Warszawa testuje rozwiązanie bez bramek w metrze. O to wnioskują aktywiści ze stowarzyszenia Miasto Jest Nasze. Jeszcze w zeszłym roku napisali w tej sprawie petycję.
Pełnomocnik ds. bezpieczeństwa w transporcie publicznym w Warszawie Konrad Komornicki poinformował, że wizja metra bez bramek jest możliwa. – Jest to testowane przy tak zwanym łączniku i zobaczymy, co będzie dalej. Część bramek dla pasażerów, którzy schodzą do M1 poprzez antresolę, jest otwarta – mówi Komornicki.

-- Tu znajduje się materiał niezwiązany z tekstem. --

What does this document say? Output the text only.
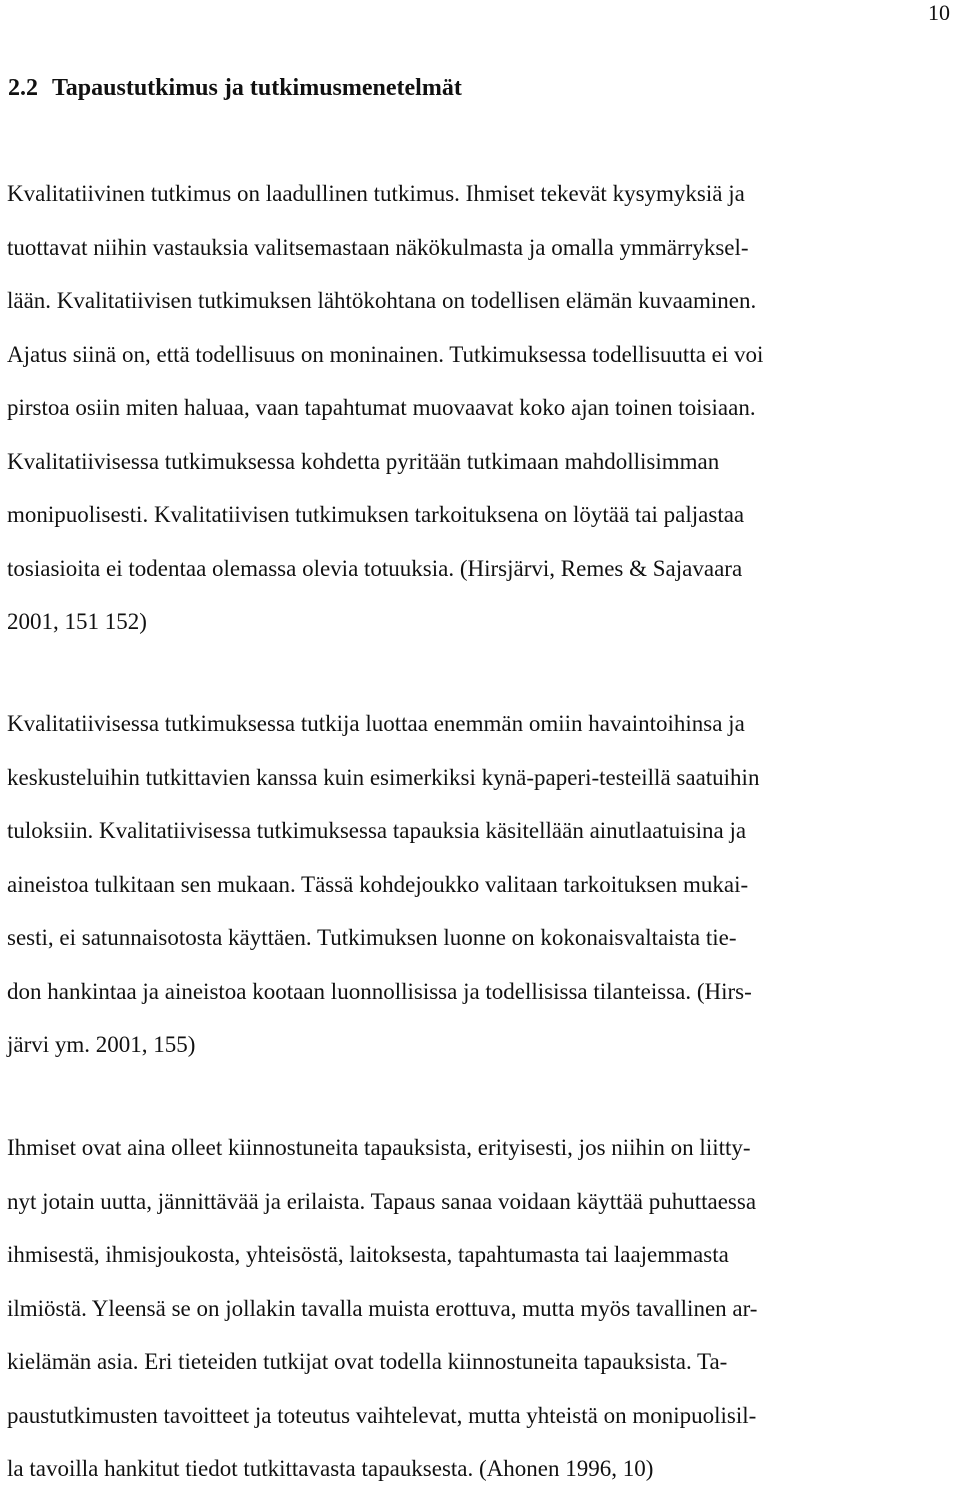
10
2.2 Tapaustutkimus ja tutkimusmenetelmät
Kvalitatiivinen tutkimus on laadullinen tutkimus. Ihmiset tekevät kysymyksiä ja
tuottavat niihin vastauksia valitsemastaan näkökulmasta ja omalla ymmärryksel-
lään. Kvalitatiivisen tutkimuksen lähtökohtana on todellisen elämän kuvaaminen.
Ajatus siinä on, että todellisuus on moninainen. Tutkimuksessa todellisuutta ei voi
pirstoa osiin miten haluaa, vaan tapahtumat muovaavat koko ajan toinen toisiaan.
Kvalitatiivisessa tutkimuksessa kohdetta pyritään tutkimaan mahdollisimman
monipuolisesti. Kvalitatiivisen tutkimuksen tarkoituksena on löytää tai paljastaa
tosiasioita ei todentaa olemassa olevia totuuksia. (Hirsjärvi, Remes & Sajavaara
2001, 151 152)
Kvalitatiivisessa tutkimuksessa tutkija luottaa enemmän omiin havaintoihinsa ja
keskusteluihin tutkittavien kanssa kuin esimerkiksi kynä-paperi-testeillä saatuihin
tuloksiin. Kvalitatiivisessa tutkimuksessa tapauksia käsitellään ainutlaatuisina ja
aineistoa tulkitaan sen mukaan. Tässä kohdejoukko valitaan tarkoituksen mukai-
sesti, ei satunnaisotosta käyttäen. Tutkimuksen luonne on kokonaisvaltaista tie-
don hankintaa ja aineistoa kootaan luonnollisissa ja todellisissa tilanteissa. (Hirs-
järvi ym. 2001, 155)
Ihmiset ovat aina olleet kiinnostuneita tapauksista, erityisesti, jos niihin on liitty-
nyt jotain uutta, jännittävää ja erilaista. Tapaus sanaa voidaan käyttää puhuttaessa
ihmisestä, ihmisjoukosta, yhteisöstä, laitoksesta, tapahtumasta tai laajemmasta
ilmiöstä. Yleensä se on jollakin tavalla muista erottuva, mutta myös tavallinen ar-
kielämän asia. Eri tieteiden tutkijat ovat todella kiinnostuneita tapauksista. Ta-
paustutkimusten tavoitteet ja toteutus vaihtelevat, mutta yhteistä on monipuolisil-
la tavoilla hankitut tiedot tutkittavasta tapauksesta. (Ahonen 1996, 10)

– Bramki w metrze są niepotrzebne, nie ma ich w wielu europejskich miastach – mówi Kuba Czajkowski z Miasto Jest Nasze. – To blokada dla większości pasażerów, którzy w Warszawie mają bilety okresowe, więc nie potrzebują kasować biletu. Bramki są też niepotrzebnym obciążeniem dla osób starszych czy niepełnosprawnych. To co roku kosztuje Zarząd Transportu Miejskiego i Warszawskie Metro kilka milionów złotych – zauważa.
Bramki z kasownikami w warszawskim metrze pojawiły się w 2000 roku.